Posted on: July 13, 2011 Posted by: James McQuiston Comments: 0

Welcome to the Midnight Opry [KLP236] is the third full-length album by The Pine Hill Haints. It’s a burning tumbleweed headed straight for an open field in the middle of a dry summer; bright, dangerous, vast, and blistering. Laid out before you is a full rotation of snazzed-up, working class ghost-country. The contradiction allows you to mentally wander from one track to the other on an emotional journey from the range to the rock show, whatever you want to make of it within those parameters, that’s what it is.

The Pine Hill Haints consciously aimed to go further with their sound on Welcome to the Midnight Opry by taking something familiar and remodeling it into something fierce and new. Here they add calypso, quick bursts of hip-hop and blues, and the illegal and somewhat dangerous essence of the wild, runaway street kid skateboarding scene that brought them all together.

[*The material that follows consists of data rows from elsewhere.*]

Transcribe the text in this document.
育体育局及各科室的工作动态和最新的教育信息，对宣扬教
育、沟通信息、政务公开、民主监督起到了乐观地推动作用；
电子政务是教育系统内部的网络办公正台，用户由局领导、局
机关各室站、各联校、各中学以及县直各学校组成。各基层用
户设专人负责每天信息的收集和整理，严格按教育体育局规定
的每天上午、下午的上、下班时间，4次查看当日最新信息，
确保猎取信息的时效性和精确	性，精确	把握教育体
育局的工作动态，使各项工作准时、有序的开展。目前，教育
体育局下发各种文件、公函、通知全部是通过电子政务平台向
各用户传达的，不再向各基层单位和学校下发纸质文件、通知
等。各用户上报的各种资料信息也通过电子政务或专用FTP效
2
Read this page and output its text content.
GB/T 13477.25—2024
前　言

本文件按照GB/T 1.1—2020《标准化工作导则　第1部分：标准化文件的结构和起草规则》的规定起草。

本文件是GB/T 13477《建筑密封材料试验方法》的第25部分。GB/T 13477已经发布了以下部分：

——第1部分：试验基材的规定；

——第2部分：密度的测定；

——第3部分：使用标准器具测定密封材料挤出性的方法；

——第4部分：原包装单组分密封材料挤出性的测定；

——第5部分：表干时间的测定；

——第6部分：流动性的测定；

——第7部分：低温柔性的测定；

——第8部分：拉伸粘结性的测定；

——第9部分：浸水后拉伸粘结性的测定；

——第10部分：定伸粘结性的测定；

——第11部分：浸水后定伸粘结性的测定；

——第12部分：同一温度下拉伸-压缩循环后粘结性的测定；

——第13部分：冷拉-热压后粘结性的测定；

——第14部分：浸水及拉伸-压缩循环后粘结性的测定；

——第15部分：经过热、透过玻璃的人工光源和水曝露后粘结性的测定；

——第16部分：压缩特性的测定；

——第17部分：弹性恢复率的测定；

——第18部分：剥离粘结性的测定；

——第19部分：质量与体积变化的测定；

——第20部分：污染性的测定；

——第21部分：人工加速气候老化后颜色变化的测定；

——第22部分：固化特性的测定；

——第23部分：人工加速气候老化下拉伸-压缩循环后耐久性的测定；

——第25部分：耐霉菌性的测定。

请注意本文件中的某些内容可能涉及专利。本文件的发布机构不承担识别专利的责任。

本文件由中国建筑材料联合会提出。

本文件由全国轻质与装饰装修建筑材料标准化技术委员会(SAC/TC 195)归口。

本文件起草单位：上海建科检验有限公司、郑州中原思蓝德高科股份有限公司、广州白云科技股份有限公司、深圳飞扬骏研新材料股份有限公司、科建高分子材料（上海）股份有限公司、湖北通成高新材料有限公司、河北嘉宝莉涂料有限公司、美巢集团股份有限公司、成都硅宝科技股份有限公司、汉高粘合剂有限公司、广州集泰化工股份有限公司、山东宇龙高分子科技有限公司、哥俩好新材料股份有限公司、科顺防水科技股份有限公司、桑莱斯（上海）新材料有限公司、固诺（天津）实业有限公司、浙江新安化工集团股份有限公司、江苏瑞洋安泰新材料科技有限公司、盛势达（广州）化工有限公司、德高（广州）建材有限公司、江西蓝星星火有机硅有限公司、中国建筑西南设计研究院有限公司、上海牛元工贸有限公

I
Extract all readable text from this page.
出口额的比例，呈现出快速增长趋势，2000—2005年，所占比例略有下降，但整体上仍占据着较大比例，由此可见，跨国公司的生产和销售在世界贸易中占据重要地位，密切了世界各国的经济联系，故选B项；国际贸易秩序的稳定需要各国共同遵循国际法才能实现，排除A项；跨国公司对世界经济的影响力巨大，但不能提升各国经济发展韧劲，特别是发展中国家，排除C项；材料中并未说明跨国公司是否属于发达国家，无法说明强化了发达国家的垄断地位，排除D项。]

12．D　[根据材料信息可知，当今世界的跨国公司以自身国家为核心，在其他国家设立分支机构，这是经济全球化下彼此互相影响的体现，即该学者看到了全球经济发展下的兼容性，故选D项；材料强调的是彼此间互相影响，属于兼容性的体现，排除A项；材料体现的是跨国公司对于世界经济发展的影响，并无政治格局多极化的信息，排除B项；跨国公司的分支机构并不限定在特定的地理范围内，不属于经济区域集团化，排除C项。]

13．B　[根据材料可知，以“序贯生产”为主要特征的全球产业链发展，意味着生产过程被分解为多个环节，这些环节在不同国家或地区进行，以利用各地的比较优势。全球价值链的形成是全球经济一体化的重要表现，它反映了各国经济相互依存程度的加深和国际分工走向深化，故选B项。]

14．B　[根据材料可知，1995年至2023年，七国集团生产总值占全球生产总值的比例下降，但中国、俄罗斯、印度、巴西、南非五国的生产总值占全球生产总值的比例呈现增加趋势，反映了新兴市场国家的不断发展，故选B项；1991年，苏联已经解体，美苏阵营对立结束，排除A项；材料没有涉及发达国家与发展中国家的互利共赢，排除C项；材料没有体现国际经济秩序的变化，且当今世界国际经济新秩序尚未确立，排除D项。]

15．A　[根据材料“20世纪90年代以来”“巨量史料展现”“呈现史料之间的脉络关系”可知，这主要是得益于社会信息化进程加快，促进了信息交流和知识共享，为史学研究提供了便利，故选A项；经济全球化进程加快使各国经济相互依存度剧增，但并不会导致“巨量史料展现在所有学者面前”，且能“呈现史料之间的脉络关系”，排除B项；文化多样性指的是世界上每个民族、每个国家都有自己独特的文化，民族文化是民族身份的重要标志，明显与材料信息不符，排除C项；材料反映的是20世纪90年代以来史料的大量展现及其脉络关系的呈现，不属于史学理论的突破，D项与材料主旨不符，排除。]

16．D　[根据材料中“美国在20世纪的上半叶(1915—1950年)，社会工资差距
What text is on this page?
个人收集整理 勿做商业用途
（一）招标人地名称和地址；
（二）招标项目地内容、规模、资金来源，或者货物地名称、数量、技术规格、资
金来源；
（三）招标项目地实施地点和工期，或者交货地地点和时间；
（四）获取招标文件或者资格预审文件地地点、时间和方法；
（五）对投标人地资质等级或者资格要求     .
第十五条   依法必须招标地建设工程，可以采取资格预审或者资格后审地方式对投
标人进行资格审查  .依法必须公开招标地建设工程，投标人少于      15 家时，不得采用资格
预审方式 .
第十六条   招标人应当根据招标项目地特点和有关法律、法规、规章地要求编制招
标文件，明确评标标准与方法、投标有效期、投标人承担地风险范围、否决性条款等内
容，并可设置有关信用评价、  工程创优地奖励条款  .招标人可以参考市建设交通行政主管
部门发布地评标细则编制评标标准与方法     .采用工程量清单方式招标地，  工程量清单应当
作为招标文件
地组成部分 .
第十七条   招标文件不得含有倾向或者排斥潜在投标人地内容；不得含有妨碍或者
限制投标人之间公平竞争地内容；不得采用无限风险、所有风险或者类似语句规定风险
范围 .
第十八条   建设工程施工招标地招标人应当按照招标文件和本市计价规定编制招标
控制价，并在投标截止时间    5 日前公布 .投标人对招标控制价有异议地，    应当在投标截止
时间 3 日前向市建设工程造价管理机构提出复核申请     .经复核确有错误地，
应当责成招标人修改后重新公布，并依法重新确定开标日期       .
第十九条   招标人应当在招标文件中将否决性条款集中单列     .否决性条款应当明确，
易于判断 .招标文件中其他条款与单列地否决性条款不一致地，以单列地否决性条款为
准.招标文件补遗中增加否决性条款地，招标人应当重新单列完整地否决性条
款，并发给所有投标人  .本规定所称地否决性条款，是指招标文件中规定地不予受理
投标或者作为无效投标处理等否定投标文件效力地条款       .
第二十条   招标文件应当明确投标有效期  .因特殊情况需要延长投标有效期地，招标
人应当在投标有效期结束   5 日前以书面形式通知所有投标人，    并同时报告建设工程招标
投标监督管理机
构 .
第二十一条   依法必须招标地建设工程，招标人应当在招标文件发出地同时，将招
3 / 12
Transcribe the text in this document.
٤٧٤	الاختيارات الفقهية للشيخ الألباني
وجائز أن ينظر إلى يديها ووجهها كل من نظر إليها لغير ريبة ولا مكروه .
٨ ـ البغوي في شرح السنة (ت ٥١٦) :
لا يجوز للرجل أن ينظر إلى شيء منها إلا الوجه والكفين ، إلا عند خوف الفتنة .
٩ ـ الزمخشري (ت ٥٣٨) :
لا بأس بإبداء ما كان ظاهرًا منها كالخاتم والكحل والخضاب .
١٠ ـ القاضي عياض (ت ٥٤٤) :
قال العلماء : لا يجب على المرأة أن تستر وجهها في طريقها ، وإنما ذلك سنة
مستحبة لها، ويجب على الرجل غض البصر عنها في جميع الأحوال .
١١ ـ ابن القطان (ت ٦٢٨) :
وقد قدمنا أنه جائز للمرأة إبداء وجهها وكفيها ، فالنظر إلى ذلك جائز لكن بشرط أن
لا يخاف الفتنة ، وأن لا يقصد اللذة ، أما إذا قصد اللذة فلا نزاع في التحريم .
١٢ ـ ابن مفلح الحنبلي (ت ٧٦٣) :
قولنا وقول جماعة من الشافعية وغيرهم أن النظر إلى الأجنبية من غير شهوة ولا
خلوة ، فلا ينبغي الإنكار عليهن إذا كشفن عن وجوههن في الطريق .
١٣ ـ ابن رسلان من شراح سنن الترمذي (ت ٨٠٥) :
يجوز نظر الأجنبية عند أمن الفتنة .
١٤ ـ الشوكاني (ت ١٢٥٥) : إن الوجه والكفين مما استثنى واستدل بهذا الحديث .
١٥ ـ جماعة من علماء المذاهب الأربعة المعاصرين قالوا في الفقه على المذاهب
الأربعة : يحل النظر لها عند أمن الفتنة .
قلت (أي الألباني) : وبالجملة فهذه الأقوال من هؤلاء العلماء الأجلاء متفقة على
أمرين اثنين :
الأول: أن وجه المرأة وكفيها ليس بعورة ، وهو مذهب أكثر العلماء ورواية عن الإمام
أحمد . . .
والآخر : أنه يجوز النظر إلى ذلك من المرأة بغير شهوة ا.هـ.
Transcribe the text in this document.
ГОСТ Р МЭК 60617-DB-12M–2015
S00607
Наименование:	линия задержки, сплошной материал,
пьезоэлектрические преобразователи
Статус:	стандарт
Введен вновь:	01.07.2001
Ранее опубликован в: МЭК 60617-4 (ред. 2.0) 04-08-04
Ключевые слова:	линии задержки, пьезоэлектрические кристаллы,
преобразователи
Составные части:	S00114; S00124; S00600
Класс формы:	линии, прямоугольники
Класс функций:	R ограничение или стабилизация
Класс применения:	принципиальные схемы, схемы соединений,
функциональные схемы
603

Originally from Alabama, The Pine Hill Haints formed in the late ‘90s and have since released two full-length albums, both on K. Lead singer James Barrier is a sight to be seen at their live shows (of which they play many) poised tall and dandy behind his homemade wooden microphone stand. He’s backed by a family of a band that provides honey toned instrumentation through the use of fiddle, banjo, bucket bass, accordion – and of course the standard: guitar.

For this release, the band recorded at Dial Back Sound Studio in Water Valley Mississippi on 2-inch tape. The tracks were recorded live in one night, and then mixed the other night; the end result is anything but slapdash; it takes years of practice to become this quick on the draw.